Boosting vaccine production in Canada was a good idea — 10 years ago, says biologist
Robert Van Exan says swine flu outbreak highlighted need to improve vaccine supply
As Canada prepares to develop COVID-19 vaccines in-house at a facility in Montreal, one biologist says the country should have boosted its capacity to manufacture shots long ago.
"It was a good idea 10 years ago when we went through the last pandemic and had Senate committee hearings and reviews by just about everybody and his brother on what went right, and what went wrong," said Robert Van Exan, referring to the swine flu outbreak that started in 2009.
"And one of the things that came out of that is we need a secure supply of vaccines."
On Tuesday, Prime Minister Justin Trudeau announced plans to produce millions of coronavirus vaccines later this year at the National Research Council-owned Royalmount facility in Montreal.
Maryland-based company Novavax is poised to develop those vaccines. Unlike the shots being produced by Pfizer-BioNTech and Moderna, which are mRNA vaccines, Novavax's vaccine is protein-based.
However, construction of the Montreal facility isn't expected to finish until July.
Months of work ahead
Beyond finishing the building, there are still a number of other hurdles to overcome before any made-in-Canada vaccines are ready for use, said Van Exan, who has spent nearly four decades working in Canada's vaccine industry.

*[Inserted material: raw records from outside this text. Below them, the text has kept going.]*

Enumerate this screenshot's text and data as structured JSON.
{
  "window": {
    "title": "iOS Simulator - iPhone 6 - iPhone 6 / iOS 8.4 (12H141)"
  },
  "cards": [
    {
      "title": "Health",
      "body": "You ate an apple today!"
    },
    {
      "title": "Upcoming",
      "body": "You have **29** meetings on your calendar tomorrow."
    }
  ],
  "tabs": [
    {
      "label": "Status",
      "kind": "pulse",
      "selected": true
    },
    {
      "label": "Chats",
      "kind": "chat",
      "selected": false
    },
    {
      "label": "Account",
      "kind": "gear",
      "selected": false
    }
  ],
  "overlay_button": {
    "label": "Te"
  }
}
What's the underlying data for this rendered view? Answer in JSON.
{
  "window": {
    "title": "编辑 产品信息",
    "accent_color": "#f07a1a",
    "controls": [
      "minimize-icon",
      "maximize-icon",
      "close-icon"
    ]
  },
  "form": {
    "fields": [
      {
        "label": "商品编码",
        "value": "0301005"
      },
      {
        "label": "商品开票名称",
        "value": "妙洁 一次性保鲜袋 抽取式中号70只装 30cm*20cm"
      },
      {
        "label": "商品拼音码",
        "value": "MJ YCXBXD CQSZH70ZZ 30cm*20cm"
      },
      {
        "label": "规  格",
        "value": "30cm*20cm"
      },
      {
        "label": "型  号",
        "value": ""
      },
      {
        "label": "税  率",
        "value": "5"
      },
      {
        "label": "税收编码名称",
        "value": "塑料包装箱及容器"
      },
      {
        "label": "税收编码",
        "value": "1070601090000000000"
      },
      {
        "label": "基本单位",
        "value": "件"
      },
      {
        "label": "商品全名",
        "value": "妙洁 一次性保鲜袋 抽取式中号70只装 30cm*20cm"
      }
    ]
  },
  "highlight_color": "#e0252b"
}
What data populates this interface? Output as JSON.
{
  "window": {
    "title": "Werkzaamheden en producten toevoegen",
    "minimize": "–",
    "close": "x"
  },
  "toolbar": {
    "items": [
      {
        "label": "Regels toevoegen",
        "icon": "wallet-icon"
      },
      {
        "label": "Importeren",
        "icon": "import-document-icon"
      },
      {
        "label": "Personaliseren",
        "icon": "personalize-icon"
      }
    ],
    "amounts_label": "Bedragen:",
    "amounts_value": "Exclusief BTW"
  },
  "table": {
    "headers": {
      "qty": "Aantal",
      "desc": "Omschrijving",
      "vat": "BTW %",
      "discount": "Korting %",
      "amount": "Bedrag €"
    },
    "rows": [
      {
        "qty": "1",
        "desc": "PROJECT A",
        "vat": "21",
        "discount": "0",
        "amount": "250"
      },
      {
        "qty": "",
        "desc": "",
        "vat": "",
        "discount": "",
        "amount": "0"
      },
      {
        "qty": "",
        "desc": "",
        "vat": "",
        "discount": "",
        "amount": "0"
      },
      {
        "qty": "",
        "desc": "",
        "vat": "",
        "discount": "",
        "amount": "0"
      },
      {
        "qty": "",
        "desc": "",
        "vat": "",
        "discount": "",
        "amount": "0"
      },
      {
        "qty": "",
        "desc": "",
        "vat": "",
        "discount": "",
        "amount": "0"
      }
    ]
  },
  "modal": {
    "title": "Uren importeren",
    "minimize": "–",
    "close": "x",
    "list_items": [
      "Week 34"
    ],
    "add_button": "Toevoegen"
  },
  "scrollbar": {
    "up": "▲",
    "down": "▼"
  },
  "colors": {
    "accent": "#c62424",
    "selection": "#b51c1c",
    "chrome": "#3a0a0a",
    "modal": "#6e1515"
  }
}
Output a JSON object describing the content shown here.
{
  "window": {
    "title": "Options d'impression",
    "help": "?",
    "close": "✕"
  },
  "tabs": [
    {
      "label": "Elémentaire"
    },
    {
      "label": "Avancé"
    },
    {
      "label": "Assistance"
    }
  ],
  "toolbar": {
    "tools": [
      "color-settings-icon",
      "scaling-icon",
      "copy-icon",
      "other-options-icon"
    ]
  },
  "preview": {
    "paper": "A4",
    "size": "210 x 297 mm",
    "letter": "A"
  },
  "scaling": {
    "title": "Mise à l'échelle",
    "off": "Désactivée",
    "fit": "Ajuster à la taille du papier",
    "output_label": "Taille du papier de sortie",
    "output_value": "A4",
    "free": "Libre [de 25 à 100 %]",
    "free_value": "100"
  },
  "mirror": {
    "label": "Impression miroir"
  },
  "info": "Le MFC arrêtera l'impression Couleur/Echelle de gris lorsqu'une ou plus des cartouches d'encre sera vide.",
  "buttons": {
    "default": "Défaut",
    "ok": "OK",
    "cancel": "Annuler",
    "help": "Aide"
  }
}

First, the Royalmount building will need to meet a series of complex requirements, Van Exan told The Current's Matt Galloway. Those include balanced airflow, and having high efficiency particulate air (HEPA) filters.
The building would also need to be equipped with the tools to build vaccines, such as bioreactors, and a filling and packaging operation for the finished shots, he said.
Then, the facility must be approved by a regulator, who assures that manufacturing practices are up to par — a process that could take months.
Finally, the vaccines themselves are made.
A protein-based shot like Novavax's could take anywhere from six to nine months to manufacture — from the time work begins on the vaccine, until the time it rolls off the assembly line, Van Exan said.
He added that he doesn't know why Canada didn't heed advice to beef up its vaccine manufacturing capacity years earlier.
However, now is not the time to point fingers, but to look to the future, he said.
Pandemic preparedness plan needed: Van Exan
"Building this plant is not a bad idea in itself, but what is wrong is that it needs to be part of a pandemic plan," said Van Exan.
That plan should outline which public health measures need to be enacted during any future pandemics, where vaccines will come from, and how those shots will be produced, according to Van Exan.
"The most important part of this is, how do you create an environment in Canada to have that manufacturing capacity from companies that actually have the expertise to do the manufacturing? Because there's very few of them," he said.
Dr. Caroline Quach-Thanh, chair of the National Advisory Committee on Immunization, agrees on the importance of being able to produce vaccines domestically.
"We need capacity here because we've seen what's happening when we don't have anything that is on our own soil," she told Galloway.
Last week, Moderna announced it would be delaying a scheduled shipment of vaccines to Canada. The move came after Pfizer and BioNTech cancelled an entire shipment of vaccines destined for Canada, citing slowdowns caused by upgrades to its Belgium production facility.
Being able to create vaccines in-house would give Canada more "negotiation power," Quach-Thanh said.
Building vaccine capacity in Canada
Van Exan said Toronto is one place that already has world-class manufacturing facilities for producing non-COVID vaccines.
Going forward, those facilities could set up contracts with other companies, to create extra capacity to work on pandemic-related vaccines, he suggested.
"That would be, to me, something that could go into the pandemic plan, is how could we contract for reserve capacity," he said.
But despite all the challenges COVID-19 has brought, Van Exan said he's impressed with how the science community has tackled the pandemic.
"The industry itself is coming together in an unprecedented way to support the manufacturing of vaccines under dire circumstances. And I'm very pleased to see that." he said.